Out in the harsh eastern drylands, no one wanted to build their futures. Land more dust than loam, weeds more yellow bristly rough to the touch, creatures less shy, more mean, stinging angrily at whatever may disturb hard fought for and unforgiving territory. Sira had never been beyond the city to the east. She had been given warning images in her catechisms against careless disclosures. They might not exile someone like Sira if she should be fount out. They well might imprison her in horrible conditions, a much more viscerally palpable threat. It was in the harsh glaring sun of the unproductive east land that prisoners, pariahs from city justice, were sent for penitence.

All societies need prisons, don't they? Time-out holes to hold the dangerous, or repositories for the politically and socially incorrect are hallmarks of civilization. Aren't they? Well, not in a community in which a wrongdoer is immediately hit hard with the emotional toll wrought; not where the governing structure is more libertarian than democratic and disputes are honored by settling them through well-argued compromise. It is easier, of course, to settle disputes and prevent the welling up of criminal intentions within small enough social confines so that all parties are mutually well known. Once factions set up against factions, arguments intractably settled into place, disputes become institutionalized, and so do the losers.

Sira's favorite teacher, Merin, was secretly a historian among her people. He was also a learned historian of their colony planet and of the home world, Earth.
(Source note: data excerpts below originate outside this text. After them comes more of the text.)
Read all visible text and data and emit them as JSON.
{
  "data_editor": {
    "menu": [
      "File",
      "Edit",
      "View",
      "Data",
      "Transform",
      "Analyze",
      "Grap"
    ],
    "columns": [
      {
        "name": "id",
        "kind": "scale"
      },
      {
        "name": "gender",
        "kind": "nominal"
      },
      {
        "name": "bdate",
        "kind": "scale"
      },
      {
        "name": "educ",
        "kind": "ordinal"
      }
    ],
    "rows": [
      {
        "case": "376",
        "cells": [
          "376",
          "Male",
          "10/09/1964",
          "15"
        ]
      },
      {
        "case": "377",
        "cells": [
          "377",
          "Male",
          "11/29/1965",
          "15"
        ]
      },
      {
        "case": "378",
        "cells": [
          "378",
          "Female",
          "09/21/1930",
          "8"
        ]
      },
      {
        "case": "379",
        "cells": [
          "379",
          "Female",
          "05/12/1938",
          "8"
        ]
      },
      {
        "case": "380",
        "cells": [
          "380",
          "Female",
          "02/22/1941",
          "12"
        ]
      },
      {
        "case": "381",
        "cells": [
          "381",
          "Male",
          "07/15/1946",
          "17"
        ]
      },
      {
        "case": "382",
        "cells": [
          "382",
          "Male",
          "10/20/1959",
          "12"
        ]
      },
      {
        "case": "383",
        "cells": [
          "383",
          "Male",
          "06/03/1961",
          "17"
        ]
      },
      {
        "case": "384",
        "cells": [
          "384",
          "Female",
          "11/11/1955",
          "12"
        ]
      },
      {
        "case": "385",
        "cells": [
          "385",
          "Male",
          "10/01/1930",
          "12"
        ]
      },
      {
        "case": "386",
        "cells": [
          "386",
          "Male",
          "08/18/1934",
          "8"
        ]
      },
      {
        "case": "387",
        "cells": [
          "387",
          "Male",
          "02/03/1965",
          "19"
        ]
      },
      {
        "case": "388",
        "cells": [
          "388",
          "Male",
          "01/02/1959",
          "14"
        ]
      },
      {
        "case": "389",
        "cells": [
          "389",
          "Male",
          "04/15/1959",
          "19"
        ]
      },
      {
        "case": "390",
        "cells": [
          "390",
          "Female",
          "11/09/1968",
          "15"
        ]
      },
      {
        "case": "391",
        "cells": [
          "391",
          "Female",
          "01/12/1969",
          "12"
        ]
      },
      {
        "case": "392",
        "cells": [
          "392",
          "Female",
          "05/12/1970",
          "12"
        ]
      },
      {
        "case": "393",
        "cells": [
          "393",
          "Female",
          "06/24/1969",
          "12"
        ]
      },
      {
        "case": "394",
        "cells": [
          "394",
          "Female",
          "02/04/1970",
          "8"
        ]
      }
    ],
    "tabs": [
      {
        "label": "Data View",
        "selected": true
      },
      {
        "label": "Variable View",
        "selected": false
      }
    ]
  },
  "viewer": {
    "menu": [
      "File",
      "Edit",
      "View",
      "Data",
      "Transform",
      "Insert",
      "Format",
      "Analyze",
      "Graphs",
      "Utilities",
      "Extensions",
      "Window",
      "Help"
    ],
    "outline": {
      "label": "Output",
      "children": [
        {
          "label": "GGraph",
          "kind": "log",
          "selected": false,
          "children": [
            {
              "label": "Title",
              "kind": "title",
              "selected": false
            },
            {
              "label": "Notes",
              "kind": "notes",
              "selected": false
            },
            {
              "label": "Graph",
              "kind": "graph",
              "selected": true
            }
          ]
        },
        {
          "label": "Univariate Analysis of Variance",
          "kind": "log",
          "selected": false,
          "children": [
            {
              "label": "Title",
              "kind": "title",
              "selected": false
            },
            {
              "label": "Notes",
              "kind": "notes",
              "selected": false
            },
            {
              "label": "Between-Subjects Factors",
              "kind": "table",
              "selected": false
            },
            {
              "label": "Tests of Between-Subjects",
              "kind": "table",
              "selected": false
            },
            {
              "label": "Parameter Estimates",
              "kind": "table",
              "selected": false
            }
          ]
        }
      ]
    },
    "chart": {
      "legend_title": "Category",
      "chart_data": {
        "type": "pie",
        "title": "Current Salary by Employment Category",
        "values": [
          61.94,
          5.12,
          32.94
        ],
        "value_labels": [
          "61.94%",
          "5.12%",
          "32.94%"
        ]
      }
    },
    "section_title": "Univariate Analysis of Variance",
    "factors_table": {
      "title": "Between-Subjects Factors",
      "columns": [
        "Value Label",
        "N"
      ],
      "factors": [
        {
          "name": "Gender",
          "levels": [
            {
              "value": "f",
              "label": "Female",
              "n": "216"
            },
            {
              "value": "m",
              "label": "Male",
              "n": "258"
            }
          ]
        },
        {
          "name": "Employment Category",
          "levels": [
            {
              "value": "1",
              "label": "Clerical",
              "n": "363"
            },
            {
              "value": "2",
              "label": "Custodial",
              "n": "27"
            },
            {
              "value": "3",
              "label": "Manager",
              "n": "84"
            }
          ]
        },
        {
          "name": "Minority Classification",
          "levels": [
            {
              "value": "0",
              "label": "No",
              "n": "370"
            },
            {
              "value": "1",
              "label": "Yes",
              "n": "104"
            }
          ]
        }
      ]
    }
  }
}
He was generally a favorite among the teachers and students for his easy friendly, yet passionately fierce manner, the way he made what might seem difficult concepts so immediate and real, the way he readily listened and deeply appreciated what was said to him. His intense mental thirst had led him to acquire a broad range of knowledge which it was his great joy and privilege to share. That Sira's best friend, Reag, was Merin's son only added to her estimation of them both.

Outside of their formal schooling, Sira and Reag spent much time with Merin, and Reag's mom, Vika, also a teacher at the academy. Vika also wrote and directed plays performed by the students. Others of their students, as well as Reag's older sister Neris and her friends, were often about taking part in vociferous discussions and impromptu entertainments. Sira's younger sister, Jenia, soon became a regular there as well. It was not just the kids. Other teachers, even some of the parents, would drop by as schedules permitted. It was good that Merin and Vika had such a large lovely home just beyond the academy grounds in which to enjoy and entertain their many friends.

At home Sira and Jenia were not so merry. Their parents' fear, and loathing of their subservient lifestyle, permeated the rooms, the walls. The girls were not cruelly treated. They were loved, cherished as the hope of a dearly desired future. It was the here and now, day to day, grinding away at aspirations, at any chance of joyful prosperity or even honorable integrity that made this home a little taste of hell. It was so good for Sira and Jenia that they had their school, their friends, their own growing lives. For some, with only mini-hells to build on, life at best is merely unbearable. Sira and Jenia are built of much more. They have the potential to build a future more suited to living than dreading.

In the due course of time, Sira and Reag's magnetic friendship blossomed in the strong bath of maturing hormones, into true love. The idealism they imbibed in their academy garden of knowledge matured in Sira, Reag and Jenia into studies leading to caring careers. Reag and Jenia developed their loves of learning and children to find teaching positions in a neighborhood low in hope and ideals. Sira, strident and self-assured, found working with the troubled and disempowered rewarding when her efforts made a significant difference in more empowered and self-defined lives going forward. Reag and Sira found a large rambling home, full of character and charm, near their respective jobs at the high school and community center. They also found themsleves to be expecting parents. They were living an emotional high, giving them incredible energy necessary to maintain the activities underpinning their high emotions.

Jenia and her young man, Toriv, primary teachers, had a cute little apartment nearby. The sisters, as close as ever, entwined lives, shared the excitement of the baby. Jenia and Toriv were hoping to have their own child as well soon. Their love of nurturing young children was a strong bond that had helped to bring them together. They were also concerned, it was a mostly unspoken but growing concern among their people, that their population was dwindling. After the devastating diminishment of the exile, the numbness of being so overwhelmed with emotion and the fearfilled introversion had been their major theme. Time and routines had mellowed that fashion of thought. Perhaps a group identity so maligned that it must remain a secret link shared by a secret few is in no position to demand continuation, survival as a kind. Perhaps assimilation into the accepted norm is the saner, ecologically sounder way to go. Jenia, Toriv, their friends and family, could never be convinced of that.

Jenia's tragic miscarriage helped to sever her bond with Toriv, separate their lives. There was no fault, no blame. She turned to her more fortunate sister, by now mother of both a bright, caring, naturally responsible and mature little boy and a younger precious precocious marvelously charming little girl. Jenia enjoyed her niece and nephew, the comfort of her sister and brother-in-law's home, being family. Not enough, but enough for now, along with her if hectic and often frustrating inherently fulfilling work. It was a deep solace to her, sharing her knowledge and love of learning with the amazing children it was her privilege to teach.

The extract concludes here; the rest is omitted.